IPF, often caught in the mid to later stages, is diagnosed in about 50,000 people a year in the United States, and kills nearly 40,000 people during that same time. While there is no cure, two U.S. Food and Drug Administration-(FDA) approved drugs are used to slow the disease's progression, and some patients receive lung transplants. The median survival rate is two to three years from the time of diagnosis.

Current IPF mouse models rely on a chemotherapy drug to induce an "inflammatory storm" in the lungs that creates lesions about 21 days later, Beers said. But that doesn't reflect the process that actually occurs when humans develop the disease.

In the new mouse model, the team altered a gene for making a protein called surfactant protein-C (SFTPC), which is essential for lung function. Mutations in the SFTPC gene, which are found in certain human lung cells called alveolar epithelial cells (AECs), are a promising lead for homing in on one cause of the disease.

Knowing the importance of these lung AECs in the development of the disease, the team induced the SFTPC mutation into the AECs of normal mice to elicit a response. Within three days of inducing mutant SFTPC expression in adult mice, lung tissue was infiltrated by inflammatory cells; this was followed by an abnormal accumulation of inflammatory cells within tiny air sacs in the lungs. Rapid death was also observed in 30 to 50 percent of the animals. Similar to what has been observed in patients, the surviving mice went on to develop progressive fibrosis and loss of lung function.

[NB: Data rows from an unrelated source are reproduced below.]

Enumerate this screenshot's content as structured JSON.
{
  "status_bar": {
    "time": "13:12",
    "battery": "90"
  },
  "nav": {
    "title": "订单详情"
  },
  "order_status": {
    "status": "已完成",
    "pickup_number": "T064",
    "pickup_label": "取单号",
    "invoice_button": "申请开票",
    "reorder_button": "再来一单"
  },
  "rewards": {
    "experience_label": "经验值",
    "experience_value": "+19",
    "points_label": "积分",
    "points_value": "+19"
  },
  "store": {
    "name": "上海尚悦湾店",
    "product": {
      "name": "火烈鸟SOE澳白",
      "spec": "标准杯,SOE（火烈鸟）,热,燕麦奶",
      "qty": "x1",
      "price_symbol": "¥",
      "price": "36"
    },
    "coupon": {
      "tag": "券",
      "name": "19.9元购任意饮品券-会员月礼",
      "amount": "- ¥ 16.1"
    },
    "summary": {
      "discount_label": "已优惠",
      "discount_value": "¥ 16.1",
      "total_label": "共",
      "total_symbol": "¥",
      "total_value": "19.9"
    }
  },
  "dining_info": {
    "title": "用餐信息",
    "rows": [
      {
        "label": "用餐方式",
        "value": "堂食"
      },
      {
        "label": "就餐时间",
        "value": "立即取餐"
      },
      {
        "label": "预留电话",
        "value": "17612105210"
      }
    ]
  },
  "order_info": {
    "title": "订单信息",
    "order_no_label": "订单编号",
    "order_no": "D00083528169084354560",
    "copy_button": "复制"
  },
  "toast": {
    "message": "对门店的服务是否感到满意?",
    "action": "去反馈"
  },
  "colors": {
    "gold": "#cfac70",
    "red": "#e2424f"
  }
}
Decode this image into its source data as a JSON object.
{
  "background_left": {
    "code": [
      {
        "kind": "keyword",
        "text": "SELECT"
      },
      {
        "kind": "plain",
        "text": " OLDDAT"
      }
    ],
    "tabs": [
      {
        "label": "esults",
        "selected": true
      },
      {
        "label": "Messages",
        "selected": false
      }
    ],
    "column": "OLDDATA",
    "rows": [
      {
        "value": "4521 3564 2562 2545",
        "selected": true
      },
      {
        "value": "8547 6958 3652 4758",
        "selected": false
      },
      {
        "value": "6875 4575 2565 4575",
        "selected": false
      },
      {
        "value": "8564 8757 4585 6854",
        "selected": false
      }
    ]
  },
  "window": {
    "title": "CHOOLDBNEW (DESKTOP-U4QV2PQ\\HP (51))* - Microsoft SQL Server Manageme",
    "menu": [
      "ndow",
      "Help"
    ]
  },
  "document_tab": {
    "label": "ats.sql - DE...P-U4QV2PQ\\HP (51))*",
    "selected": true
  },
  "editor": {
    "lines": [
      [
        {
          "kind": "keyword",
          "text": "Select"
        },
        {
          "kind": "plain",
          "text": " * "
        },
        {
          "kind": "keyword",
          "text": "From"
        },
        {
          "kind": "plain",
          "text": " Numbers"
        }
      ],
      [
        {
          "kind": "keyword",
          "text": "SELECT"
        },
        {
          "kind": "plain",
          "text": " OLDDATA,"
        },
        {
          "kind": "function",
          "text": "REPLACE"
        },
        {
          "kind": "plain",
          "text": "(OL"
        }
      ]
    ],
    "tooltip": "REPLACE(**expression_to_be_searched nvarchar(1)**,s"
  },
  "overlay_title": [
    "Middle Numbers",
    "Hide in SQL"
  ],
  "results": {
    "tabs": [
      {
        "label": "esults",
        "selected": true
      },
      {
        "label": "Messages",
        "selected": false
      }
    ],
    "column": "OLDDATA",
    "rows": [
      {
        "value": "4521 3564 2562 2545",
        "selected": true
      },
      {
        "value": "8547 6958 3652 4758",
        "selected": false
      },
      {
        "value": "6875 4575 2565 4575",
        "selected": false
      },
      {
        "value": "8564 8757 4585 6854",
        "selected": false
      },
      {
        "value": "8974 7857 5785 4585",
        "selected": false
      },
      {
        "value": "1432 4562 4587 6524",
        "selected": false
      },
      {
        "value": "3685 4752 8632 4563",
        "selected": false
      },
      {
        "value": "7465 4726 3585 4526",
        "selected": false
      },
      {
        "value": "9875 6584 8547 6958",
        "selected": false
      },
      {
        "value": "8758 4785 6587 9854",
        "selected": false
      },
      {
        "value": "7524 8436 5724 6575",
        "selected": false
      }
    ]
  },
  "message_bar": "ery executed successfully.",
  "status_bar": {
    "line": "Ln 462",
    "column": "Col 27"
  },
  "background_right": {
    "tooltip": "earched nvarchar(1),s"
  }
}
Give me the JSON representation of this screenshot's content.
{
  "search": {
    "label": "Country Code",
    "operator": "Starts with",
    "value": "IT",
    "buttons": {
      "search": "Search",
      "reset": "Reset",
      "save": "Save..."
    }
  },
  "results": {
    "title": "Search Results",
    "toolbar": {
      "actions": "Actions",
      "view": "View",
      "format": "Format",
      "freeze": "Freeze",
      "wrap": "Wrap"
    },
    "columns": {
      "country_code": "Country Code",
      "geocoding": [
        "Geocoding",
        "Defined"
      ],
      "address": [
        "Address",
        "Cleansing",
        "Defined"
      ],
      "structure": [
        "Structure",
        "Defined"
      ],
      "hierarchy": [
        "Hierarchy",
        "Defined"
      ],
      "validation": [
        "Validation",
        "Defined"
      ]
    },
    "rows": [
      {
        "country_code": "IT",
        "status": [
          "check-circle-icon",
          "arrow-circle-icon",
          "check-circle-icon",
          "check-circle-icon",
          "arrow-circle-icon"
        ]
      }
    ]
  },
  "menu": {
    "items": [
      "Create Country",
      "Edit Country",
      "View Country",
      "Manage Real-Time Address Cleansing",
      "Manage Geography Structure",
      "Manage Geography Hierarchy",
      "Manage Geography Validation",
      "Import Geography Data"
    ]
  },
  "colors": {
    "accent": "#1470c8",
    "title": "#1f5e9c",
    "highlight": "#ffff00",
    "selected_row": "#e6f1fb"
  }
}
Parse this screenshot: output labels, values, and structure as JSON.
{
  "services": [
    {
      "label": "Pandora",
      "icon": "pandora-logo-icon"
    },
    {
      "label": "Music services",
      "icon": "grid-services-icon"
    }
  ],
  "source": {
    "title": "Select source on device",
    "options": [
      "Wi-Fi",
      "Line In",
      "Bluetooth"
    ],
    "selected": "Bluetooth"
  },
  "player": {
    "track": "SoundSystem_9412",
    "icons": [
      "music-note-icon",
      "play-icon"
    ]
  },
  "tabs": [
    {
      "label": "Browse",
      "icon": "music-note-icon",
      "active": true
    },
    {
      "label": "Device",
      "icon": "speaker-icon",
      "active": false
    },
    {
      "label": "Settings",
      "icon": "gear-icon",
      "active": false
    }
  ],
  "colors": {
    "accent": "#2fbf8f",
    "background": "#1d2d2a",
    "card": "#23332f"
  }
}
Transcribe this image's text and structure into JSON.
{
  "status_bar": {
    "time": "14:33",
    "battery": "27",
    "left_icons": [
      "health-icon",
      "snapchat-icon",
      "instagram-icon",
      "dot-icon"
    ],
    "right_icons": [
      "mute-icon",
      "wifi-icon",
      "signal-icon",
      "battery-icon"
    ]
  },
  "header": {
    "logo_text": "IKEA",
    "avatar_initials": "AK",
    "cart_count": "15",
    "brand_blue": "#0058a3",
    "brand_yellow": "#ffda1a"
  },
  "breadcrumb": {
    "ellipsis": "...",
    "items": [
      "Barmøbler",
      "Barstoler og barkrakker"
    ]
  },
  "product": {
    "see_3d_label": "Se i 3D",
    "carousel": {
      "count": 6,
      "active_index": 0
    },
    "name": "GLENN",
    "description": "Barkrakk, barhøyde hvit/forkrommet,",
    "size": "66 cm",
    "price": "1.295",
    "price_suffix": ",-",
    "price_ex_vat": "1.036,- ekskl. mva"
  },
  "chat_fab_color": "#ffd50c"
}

Using the new animal model, the researchers will next look at pathways that lead to the initiation and persistence of lung fibrosis. "Now the questions become, why are those epithelial cells attracting both inflammatory cells and fibrotic cells? And how do these different cells talk to each other?" Beers said.

"We're also taking a big data approach by profiling the genetic, proteomic, and inflammatory changes in the mice over different time points," Beers added. "You can't do that in humans because we see these patients once their disease has already progressed. We know very little about what happens in the beginning. This model will help answer some of those questions and hopefully lead to more effective therapeutic drugs to slow the disease."